Acclaimed directors such as Lars von Trier, Jane Campion, Baz Luhrmann, Stephen Daldry, Alejandro Amenabar, Jez Butterworth and Gus van Sant declared themselves fans of Kidman and cast her in diverse and challenging roles. Yet in spite of the success of these films, and her leading-lady status in them, Kidman's performances have largely failed to eclipse those of her co-stars (Julianne Moore in The Hours; Renée Zellweger in Cold Mountain; Ewan McGregor, Jim Broadbent, the choreography and the sets in Moulin Rouge). She is a solid performer who wins interesting parts yet rarely manages to transcend the material; the only roles in which she truly shines are that of the terrorised young honeymooner in Dead Calm, the flinty-eyed psychopath in To Die For and the frustrated feminist Isabel Archer in The Portrait of a Lady.

Robinson also cites the fact that Kidman has passed her 35th birthday without suffering a noticeable dip in employment - an accomplishment for any modern-day Hollywood actress, he points out. But while casting agents continue to hammer on 20-year-old Scarlett Johansson's door, other talented actresses of Kidman's vintage, such as Julia Roberts and Cate Blanchett, are not having too much trouble landing high-profile roles, either.

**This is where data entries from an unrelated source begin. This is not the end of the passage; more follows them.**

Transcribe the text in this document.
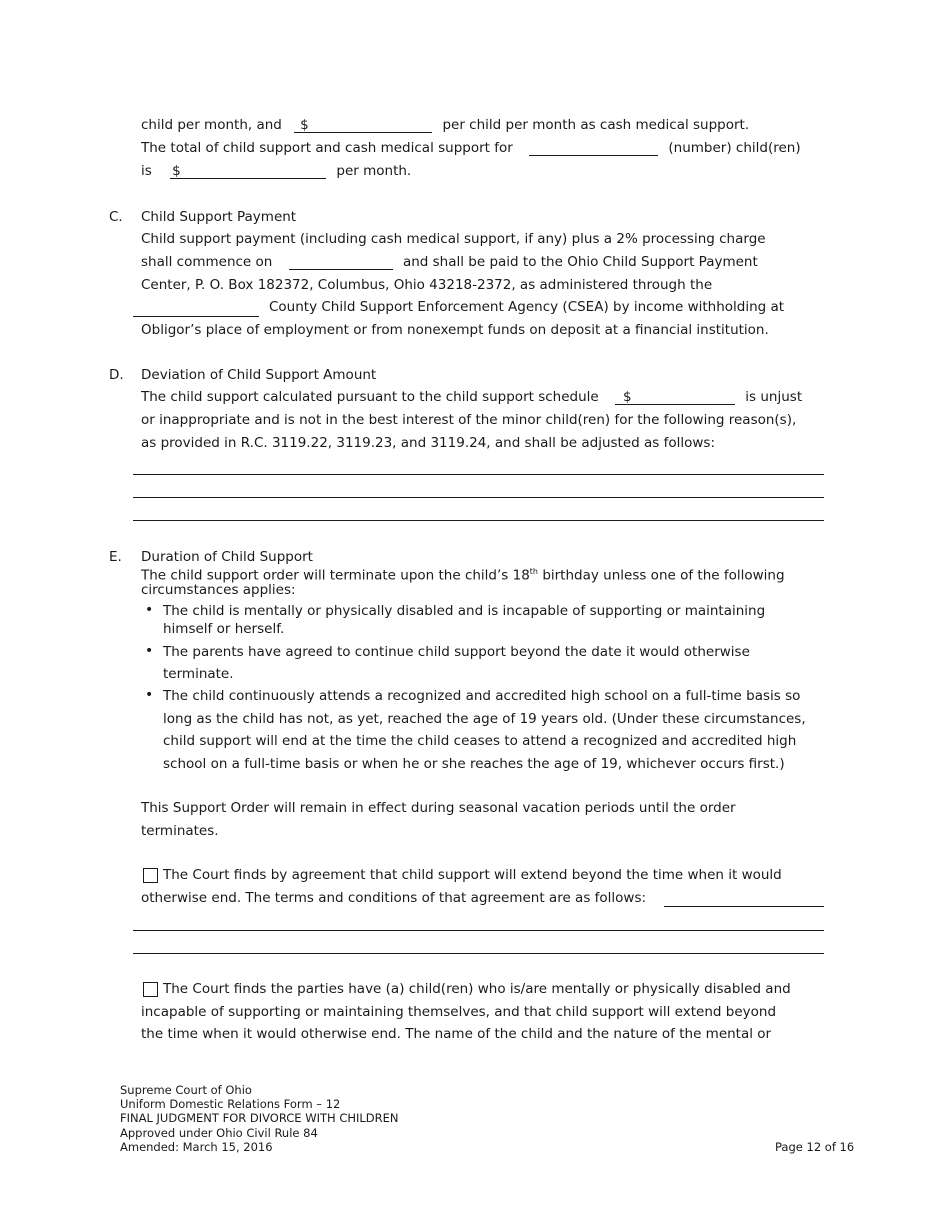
child per month, and $	per child per month as cash medical support.
The total of child support and cash medical support for	(number) child(ren)
is $	per month.
C. Child Support Payment
Child support payment (including cash medical support, if any) plus a 2% processing charge
shall commence on	and shall be paid to the Ohio Child Support Payment
Center, P. O. Box 182372, Columbus, Ohio 43218-2372, as administered through the
County Child Support Enforcement Agency (CSEA) by income withholding at
Obligor’s place of employment or from nonexempt funds on deposit at a financial institution.
D. Deviation of Child Support Amount
The child support calculated pursuant to the child support schedule $	is unjust
or inappropriate and is not in the best interest of the minor child(ren) for the following reason(s),
as provided in R.C. 3119.22, 3119.23, and 3119.24, and shall be adjusted as follows:
E. Duration of Child Support
The child support order will terminate upon the child’s 18th birthday unless one of the following
circumstances applies:
• The child is mentally or physically disabled and is incapable of supporting or maintaining
himself or herself.
• The parents have agreed to continue child support beyond the date it would otherwise
terminate.
• The child continuously attends a recognized and accredited high school on a full-time basis so
long as the child has not, as yet, reached the age of 19 years old. (Under these circumstances,
child support will end at the time the child ceases to attend a recognized and accredited high
school on a full-time basis or when he or she reaches the age of 19, whichever occurs first.)
This Support Order will remain in effect during seasonal vacation periods until the order
terminates.
The Court finds by agreement that child support will extend beyond the time when it would
otherwise end. The terms and conditions of that agreement are as follows:
The Court finds the parties have (a) child(ren) who is/are mentally or physically disabled and
incapable of supporting or maintaining themselves, and that child support will extend beyond
the time when it would otherwise end. The name of the child and the nature of the mental or
Supreme Court of Ohio
Uniform Domestic Relations Form – 12
FINAL JUDGMENT FOR DIVORCE WITH CHILDREN
Approved under Ohio Civil Rule 84
Amended: March 15, 2016	Page 12 of 16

Kidman is pretty busy at present, with two films in post-production and another two on the starting blocks. However, a fifth project, Eucalyptus, in which she was due to star alongside her old mate Russell Crowe, has been canned owing to a catastrophic falling-out between the two Aussies, allegedly resulting from Crowe's public lambasting of actors who cash in on their celebrity by appearing in TV advertisements. You would have to have been taking a gap year on Mars to have missed the hoo-ha that surrounded Kidman's 2004 appearance in a commercial for a certain French perfume house, which was directed by Baz Luhrmann and put a fat £2m fee in the lady's pocket. Evidently she has taken Crowe's comment in his interview with this month's Australian GQ magazine as a personal attack and betrayal, although her name was not mentioned.

Kidman certainly appears to pursue the Hollywood limelight as energetically as she does artistic credibility, indeed she commands a fee that's exceeded only by Julia Roberts and matched only by Cameron Diaz. This may be key to the screen-going public's ambivalent feelings towards her, and to the lukewarm reviews she often receives from critics unconvinced of her integrity. She may be willing to get down and dirty in films such as Dogville and Birthday Girl, but it's hard to imagine her ever eschewing her spot on the red carpet, looking exquisitely groomed in a succession of haute-couture gowns.

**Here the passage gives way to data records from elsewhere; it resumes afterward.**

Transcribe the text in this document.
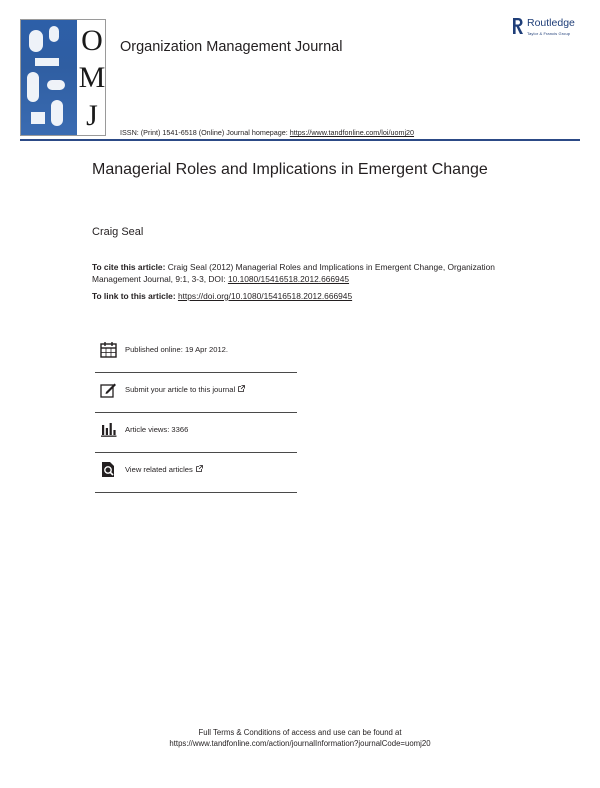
O
M
J
Organization Management Journal
Routledge
Taylor & Francis Group
ISSN: (Print) 1541-6518 (Online) Journal homepage: https://www.tandfonline.com/loi/uomj20
Managerial Roles and Implications in Emergent Change
Craig Seal
To cite this article: Craig Seal (2012) Managerial Roles and Implications in Emergent Change, Organization Management Journal, 9:1, 3-3, DOI: 10.1080/15416518.2012.666945
To link to this article: https://doi.org/10.1080/15416518.2012.666945
Published online: 19 Apr 2012.
Submit your article to this journal
Article views: 3366
View related articles
Full Terms & Conditions of access and use can be found at
https://www.tandfonline.com/action/journalInformation?journalCode=uomj20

As the spouse of Tom Cruise, one of America's biggest box-office draws throughout the 1980s and 1990s, for more than a decade Kidman was Hollywood royalty by association, regardless of the quality of her own work. At the time of the couple's separation in 2001, it was largely predicted that, as the "less famous" one, she would sink without trace, having become unshackled from the most ruthlessly charming and ambitious actor in the business. Could she maintain her career without the Cruise publicity factory behind her?

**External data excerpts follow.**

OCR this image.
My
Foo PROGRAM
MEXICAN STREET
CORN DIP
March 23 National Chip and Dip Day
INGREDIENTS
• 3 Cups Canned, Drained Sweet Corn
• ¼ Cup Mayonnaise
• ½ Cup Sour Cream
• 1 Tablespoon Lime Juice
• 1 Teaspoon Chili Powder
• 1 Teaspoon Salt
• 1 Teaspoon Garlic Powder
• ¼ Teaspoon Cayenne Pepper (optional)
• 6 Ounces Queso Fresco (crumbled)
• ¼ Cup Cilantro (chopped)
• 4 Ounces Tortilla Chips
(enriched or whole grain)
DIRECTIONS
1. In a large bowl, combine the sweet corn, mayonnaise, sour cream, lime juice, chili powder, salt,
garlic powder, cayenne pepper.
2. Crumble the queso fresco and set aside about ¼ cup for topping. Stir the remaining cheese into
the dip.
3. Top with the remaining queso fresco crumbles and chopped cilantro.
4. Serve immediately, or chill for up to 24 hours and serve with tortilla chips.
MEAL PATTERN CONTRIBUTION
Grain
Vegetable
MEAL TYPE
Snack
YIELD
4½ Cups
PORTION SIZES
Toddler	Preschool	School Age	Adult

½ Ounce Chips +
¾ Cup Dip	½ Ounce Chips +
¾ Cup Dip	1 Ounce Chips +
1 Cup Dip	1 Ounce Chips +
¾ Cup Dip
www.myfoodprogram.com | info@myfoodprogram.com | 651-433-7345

The answer, as we now know, was yes; the lady did not vanish and the velocity of her transformation into a successful single entity left many of the naysayers to eat their words. She became a highly glamorous emblem for the reluctantly emancipated woman, and it is testament to her popularity among established directors that she began to receive so many varied offers of work. Four years on, what we may glean from this latest phase in her career is that her acting talent is not as versatile as her taste in roles; that she can convincingly deliver intelligent period performances and buttoned-up modern characters, but her dramatic weight is not sufficient to carry a film on her own.

All credit to the NFT for giving a mainstream Hollywood actress a mid-career retrospective; but let's hope it's not a one-off and that they continue in a similar vein. There are better actresses of Kidman's vintage (Julianne Moore, Cate Blanchett, Jodie Foster, Michelle Pfeiffer to name but a few) in the Hollywood pantheon whose work is also ripe for review, whether or not any of them becomes the stuff of Hollywood legend in decades to come.